La estrategia implica lograr equilibrar la colectora para evitar desbordes y poder avanzar con la obra más grande. Se ha sumado videoinspección que permite detectar, como si fuera una tomografía, en qué partes está dañada la tubería para intervenir.
El director dijo que espera en unos 15 o 20 días dejar de bombear desechos al canal Pescara. Las obras de las bocas de cámara van a requerir de 3 a 4 meses y esperan licitar este año el colector Colonia Segovia, que será la segunda parte de la estrategia y tendrá un costo aproximado de unos 30 millones de dólares. Una vez terminado, volcará los residuos en la planta de tratamiento de efluentes cloacales El Paramillo.
Derrame cloacal en Corralitos
Derrame cloacal en Corralitos.
Los Andes
El canal Pescara y la contaminación
Para poder avanzar en los trabajos se han colocado tres bombas que extraen el líquido cloacal, los de una son volcados en el canal Pescara. Es que ante la situación emergencia, la Dirección General de Irrigación autorizó a Aysam a hacerlo por un plazo determinado (eran 45 días y se pidió la extensión) y bajo determinadas condiciones. Esto ha generado reclamos por parte de vecinos y productores que utilizan el agua de este acuífero para riego de cultivos, lo que incluso llevó a que se presentara un proyecto de declaración de Emergencia ambiental la Municipalidad de Guaymallén. Los afectados son vecinos de Los Corralitos y Colonia Segovia y abarcaría unas 500 hectáreas del conocido como cinturón verde de Guaymallén.
Mingorance dijo que no se ha hecho nada por fuera de lo autorizado, que se hace una dilución y cloración y se entregan informes diarios de los análisis del agua del canal, a Irrigación y al Ministerio de Salud. “Se toman muestras antes y después del vuelco para saber cómo lo estamos afectando y no hay diferencia, no estamos alterando la calidad con la que viene el Pescara” resaltó.

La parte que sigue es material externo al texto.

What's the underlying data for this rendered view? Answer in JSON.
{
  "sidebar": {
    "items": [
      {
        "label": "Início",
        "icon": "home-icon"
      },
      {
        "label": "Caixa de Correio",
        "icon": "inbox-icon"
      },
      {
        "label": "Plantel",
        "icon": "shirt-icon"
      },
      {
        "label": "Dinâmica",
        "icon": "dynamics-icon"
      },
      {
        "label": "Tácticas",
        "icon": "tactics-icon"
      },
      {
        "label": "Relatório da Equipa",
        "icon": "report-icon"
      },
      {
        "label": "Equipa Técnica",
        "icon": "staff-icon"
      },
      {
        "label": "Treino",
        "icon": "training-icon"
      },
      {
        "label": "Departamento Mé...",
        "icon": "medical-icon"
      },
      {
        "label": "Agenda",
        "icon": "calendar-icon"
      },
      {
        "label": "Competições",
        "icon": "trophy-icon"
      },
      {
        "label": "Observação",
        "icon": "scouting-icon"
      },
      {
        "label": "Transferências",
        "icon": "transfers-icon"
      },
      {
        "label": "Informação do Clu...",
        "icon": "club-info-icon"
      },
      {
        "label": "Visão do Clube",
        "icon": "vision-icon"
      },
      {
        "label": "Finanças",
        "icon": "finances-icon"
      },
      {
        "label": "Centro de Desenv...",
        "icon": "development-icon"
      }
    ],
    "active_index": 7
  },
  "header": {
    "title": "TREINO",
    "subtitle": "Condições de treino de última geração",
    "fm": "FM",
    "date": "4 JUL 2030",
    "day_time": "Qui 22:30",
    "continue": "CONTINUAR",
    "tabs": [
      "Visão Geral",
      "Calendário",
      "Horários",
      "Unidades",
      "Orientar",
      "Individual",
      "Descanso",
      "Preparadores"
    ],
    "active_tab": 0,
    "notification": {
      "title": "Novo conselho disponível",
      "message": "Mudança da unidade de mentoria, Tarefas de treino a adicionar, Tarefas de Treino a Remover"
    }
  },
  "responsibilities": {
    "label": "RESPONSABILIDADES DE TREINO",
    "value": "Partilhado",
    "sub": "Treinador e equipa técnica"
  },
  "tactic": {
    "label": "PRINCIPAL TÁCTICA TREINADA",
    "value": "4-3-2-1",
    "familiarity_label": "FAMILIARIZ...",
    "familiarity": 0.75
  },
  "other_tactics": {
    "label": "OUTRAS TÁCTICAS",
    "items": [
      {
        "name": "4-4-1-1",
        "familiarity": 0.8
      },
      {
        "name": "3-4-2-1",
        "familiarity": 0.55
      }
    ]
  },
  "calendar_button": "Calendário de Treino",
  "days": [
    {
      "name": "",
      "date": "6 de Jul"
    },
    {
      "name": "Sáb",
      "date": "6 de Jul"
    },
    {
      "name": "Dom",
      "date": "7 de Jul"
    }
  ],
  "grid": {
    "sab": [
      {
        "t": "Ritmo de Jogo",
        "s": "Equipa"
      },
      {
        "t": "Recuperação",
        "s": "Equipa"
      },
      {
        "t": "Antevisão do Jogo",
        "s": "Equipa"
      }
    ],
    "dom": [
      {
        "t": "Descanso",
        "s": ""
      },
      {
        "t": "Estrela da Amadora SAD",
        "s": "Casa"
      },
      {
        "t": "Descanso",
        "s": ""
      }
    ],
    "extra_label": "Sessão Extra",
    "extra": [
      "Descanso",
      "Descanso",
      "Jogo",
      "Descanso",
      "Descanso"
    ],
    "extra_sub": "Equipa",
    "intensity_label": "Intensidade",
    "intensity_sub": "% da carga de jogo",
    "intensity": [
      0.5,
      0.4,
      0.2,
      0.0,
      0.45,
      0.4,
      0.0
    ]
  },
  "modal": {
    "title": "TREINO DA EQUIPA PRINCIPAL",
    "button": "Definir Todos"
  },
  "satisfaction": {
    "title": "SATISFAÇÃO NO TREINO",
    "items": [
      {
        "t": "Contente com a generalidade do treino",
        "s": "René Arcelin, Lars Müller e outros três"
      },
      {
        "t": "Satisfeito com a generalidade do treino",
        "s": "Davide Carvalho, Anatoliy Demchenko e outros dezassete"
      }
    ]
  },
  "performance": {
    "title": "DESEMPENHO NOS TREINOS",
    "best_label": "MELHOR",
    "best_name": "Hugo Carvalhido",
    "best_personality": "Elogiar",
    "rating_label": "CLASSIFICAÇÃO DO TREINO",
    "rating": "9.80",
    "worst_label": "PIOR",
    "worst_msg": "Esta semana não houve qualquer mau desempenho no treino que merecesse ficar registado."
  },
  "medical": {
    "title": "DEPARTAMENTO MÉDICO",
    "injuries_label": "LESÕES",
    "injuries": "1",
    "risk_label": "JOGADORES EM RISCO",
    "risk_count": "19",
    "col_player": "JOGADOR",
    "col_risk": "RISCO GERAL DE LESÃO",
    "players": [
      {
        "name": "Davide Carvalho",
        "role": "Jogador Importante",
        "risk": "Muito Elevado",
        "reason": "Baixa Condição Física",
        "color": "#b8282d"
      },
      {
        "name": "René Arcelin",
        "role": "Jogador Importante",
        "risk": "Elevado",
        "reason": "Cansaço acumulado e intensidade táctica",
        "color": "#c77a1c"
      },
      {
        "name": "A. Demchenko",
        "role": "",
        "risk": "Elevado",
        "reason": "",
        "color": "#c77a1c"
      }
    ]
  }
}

Además apuntó que el cultivo autorizado en la zona irrigada por el Pescara es tipo ACRE que es un cultivo restringido, aclaró. Detalló que son productos que no son para consumo directo sino que por ejemplo pasan por algún proceso de industrialización. Pero aparentemente se cultivan productos para consumo directo ya que sobre esto se basan las denuncias.
Pese a la intención de Los Andes de tener un análisis de la Dirección de Irrigación al respecto, al cierre de esta nota no se había obtenido respuesta.